Garbage Collector: Do not use the default
Do you know what the Garbage Collector (GC) in the JVM is?
If not, you can think of it as the silent hero of memory management. It quietly frees unused memory and saves developers from manual memory deallocation.
I won’t explain how it works here. If you’d like a deep dive on that, leave a comment, and I’ll write about it.
What I want to talk about today is something practical: don’t just rely on the default Garbage Collector.
How Many Garbage Collectors Do We Have?
Depending on your Java version, OpenJDK offers five main Garbage Collectors:
Serial GC
Parallel GC
G1 GC
ZGC
Shenandoah
Each GC is designed for different goals. Some focus on throughput, others on low latency. They also manage heap memory differently, which can significantly impact your application’s performance.
Choosing the wrong GC for your workload can cost you performance, stability, or memory efficiency.
What Is the Default GC?
The answer is: it depends 😅
According to the OpenJDK source code:
If you have one processor or up to ~1.8 GB of RAM, the JVM uses Serial GC.
If you have 2 or more processors and 1.8 GB+ of RAM, it uses G1 GC.

The default choice may work well, but that does not mean it is optimal for your system.
What About Microservices?
If you are running microservices, especially in containers, memory configuration becomes critical.
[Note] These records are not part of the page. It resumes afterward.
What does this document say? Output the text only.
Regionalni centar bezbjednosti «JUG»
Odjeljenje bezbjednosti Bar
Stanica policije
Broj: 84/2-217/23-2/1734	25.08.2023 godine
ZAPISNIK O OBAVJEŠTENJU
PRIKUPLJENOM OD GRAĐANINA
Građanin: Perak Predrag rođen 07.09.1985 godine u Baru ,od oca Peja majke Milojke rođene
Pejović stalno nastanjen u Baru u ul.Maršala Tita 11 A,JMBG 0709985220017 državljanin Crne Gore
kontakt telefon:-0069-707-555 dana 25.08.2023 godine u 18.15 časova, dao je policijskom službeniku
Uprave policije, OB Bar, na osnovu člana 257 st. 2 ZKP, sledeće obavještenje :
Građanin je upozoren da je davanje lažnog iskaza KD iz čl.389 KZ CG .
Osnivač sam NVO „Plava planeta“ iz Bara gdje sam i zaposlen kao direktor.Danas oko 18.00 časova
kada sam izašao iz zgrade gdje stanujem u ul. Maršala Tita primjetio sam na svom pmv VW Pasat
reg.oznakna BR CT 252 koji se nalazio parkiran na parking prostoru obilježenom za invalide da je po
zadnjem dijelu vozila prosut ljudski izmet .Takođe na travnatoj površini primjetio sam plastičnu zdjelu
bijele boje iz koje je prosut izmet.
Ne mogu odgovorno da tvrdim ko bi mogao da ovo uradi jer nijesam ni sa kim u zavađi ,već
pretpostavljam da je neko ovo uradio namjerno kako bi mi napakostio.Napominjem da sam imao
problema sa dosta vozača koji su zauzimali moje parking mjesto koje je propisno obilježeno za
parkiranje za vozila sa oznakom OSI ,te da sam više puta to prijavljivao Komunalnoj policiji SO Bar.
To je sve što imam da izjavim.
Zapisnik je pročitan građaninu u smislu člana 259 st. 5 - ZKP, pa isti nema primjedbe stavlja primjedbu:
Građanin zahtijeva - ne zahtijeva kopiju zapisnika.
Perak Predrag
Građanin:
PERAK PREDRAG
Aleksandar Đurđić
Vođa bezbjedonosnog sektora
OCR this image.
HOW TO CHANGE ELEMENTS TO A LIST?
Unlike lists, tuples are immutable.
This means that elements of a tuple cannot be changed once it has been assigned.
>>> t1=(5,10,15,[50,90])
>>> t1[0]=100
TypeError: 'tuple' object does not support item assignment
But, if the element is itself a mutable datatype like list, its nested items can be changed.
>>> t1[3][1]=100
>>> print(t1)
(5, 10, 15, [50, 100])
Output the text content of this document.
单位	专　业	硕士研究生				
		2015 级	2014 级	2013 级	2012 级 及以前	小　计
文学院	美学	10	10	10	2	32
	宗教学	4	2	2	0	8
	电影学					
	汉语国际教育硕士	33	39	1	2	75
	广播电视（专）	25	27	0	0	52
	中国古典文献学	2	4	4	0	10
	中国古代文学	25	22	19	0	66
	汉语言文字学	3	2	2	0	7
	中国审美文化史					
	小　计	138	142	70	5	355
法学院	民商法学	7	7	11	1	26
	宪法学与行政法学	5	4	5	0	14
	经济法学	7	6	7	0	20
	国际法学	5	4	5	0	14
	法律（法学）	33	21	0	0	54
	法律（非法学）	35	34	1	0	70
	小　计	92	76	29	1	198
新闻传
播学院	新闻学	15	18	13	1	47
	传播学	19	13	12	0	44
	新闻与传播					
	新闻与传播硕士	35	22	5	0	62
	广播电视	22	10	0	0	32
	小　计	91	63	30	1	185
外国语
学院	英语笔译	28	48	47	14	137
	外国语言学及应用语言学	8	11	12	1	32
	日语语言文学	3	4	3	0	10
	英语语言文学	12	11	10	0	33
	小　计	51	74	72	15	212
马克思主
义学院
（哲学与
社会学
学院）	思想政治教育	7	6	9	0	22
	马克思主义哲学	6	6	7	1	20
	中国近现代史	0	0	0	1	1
Many teams experience memory issues because they rely on defaults without understanding how the JVM behaves inside Kubernetes or Docker.
In many microservice scenarios, G1 GC is a solid and balanced choice. It provides good throughput and predictable pause times.
You can configure it explicitly, for example:
-XX:+UseG1GC
-XX:MaxRAMPercentage=75
-XX:InitialRAMPercentage=75Heap sizing and RAM percentage tuning can make a big difference in container environments.
Learn More
If you want to understand how Java behaves in containers, I recommend these articles:
https://learn.microsoft.com/en-us/azure/developer/java/containers/overview
https://docs.oracle.com/en/java/javase/21/gctuning/ergonomics.html
And also this great talk by Bruno Borges: Secrets of Performance Tuning Java on Kubernetes
Final Thought
The Garbage Collector is not just an internal JVM detail. It directly affects performance, latency, and stability.
Don’t just use the default.
Understand your workload.
Test different configurations.
Measure the impact.
Performance tuning starts with awareness.